As I continue to work at being smart about over-scheduling, I am moving from a season of pruning away figurative life-clutter into a season of getting rid of actual, filling-my-house, clutter. No one in my house is a collector, or a hoarder, but there is just a lot of, well, stuff. The way this scenario would have played out in the past goes something like this: Live, obtain stuff, use stuff, put stuff away in different places, lose stuff as it gets covered by new stuff, organize big heaps of stuff into more structured big heaps of stuff, get frustrated, lose my mind, snap, and spend three weeks using every open moment to tackle every single room, donating, throwing-away, and super cleaning. I suppose life experience and parenting has helped me realize that this is not a sustainable system. So instead I have made the very sensible decision to just take a section at a time as I go about my normal day. When that shelf is so full that I can't put something else on it without five minutes of balancing things just right, I will take the 15 minutes required to take the stuff down, throw away what is expired, old, and over-used, start a donate bag for the items that someone else could use for a while, and have one less cluttered shelf. You might ask why I haven't been doing that all along, but this is a paradigm shift for me. I am fighting life-long learned tendencies to keep things because I might be able to somehow reuse them and save the money and hassle of buying a new one. It is why I am just starting, 14 years after graduating from college, to throw away gross college t-shirts that I had just in case I needed to a dirty job. Not even a mechanic could need the amount of ratty t-shirts I have collected. My need for order and space is finally beating out that need to keep things "just in case."

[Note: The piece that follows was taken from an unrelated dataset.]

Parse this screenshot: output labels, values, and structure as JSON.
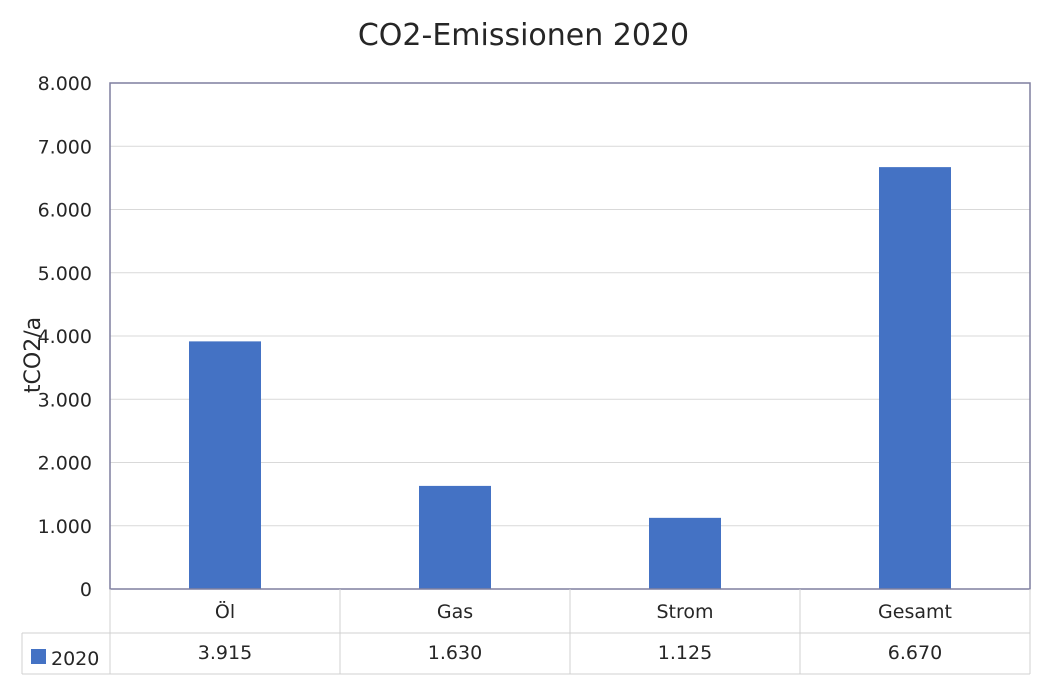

- Expired drug-store items have been trashed (expired in 2009? really??)
- Kitchen cabinets have been cleared of glassware (how did we ever collect enough sets of margarita glasses and beer steins to entertain an entire frat house?)

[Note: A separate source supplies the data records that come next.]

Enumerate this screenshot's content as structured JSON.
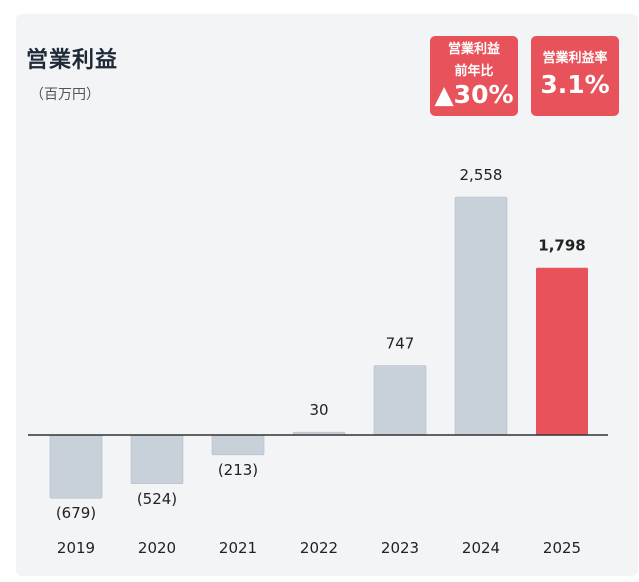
{
  "header": {
    "title": "営業利益",
    "unit": "（百万円）"
  },
  "badges": [
    {
      "label_line1": "営業利益",
      "label_line2": "前年比",
      "value": "▲30%"
    },
    {
      "label": "営業利益率",
      "value": "3.1%"
    }
  ],
  "colors": {
    "bar": "#c8d1da",
    "highlight": "#e8535b",
    "axis": "#333333"
  },
  "chart_data": {
    "type": "bar",
    "title": "営業利益",
    "ylabel": "（百万円）",
    "categories": [
      "2019",
      "2020",
      "2021",
      "2022",
      "2023",
      "2024",
      "2025"
    ],
    "values": [
      -679,
      -524,
      -213,
      30,
      747,
      2558,
      1798
    ],
    "value_labels": [
      "(679)",
      "(524)",
      "(213)",
      "30",
      "747",
      "2,558",
      "1,798"
    ],
    "highlight_index": 6,
    "ylim": [
      -800,
      3000
    ],
    "grid": false
  }
}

- Place-mats that have been used since we were married have been replaced (10 years creates a lot of stains)
- Another bag of clothes has been donated
- An armada of plastic grocery bags has been dropped off at the store for recycling
- At least a year's-worth of batteries was taken for recycling (did I mention we have a three-year-old who likes toys that make noise?)

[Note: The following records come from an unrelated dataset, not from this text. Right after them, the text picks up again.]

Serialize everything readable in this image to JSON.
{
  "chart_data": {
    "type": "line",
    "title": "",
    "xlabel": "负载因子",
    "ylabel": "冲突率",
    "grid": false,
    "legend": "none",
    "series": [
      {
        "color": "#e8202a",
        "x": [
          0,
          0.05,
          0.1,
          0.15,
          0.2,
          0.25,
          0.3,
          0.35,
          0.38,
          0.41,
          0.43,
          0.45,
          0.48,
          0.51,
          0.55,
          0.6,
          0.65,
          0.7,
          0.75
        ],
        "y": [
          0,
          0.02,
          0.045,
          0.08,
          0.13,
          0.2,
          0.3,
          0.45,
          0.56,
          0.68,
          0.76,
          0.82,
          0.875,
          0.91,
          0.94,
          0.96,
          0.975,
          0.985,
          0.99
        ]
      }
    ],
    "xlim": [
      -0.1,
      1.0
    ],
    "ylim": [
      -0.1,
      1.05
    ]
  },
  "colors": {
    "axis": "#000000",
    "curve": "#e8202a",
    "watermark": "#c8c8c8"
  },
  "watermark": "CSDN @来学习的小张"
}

I am still wondering what finally changed in me that I decided to do things differently. Clearly, scaling back has been the over-riding theme this past year, and it is a very welcome and positive move. I'm just not sure what finally pushed me, gave me the bravery, the ability to stand up to myself, the oom-pha, to finally just do it. I suppose that shouldn't matter, but it is something I ponder anyway.
What mountains have you scaled after living under the assumption they were just too high? What changes are being put on your heart that you might not be paying enough attention to yet?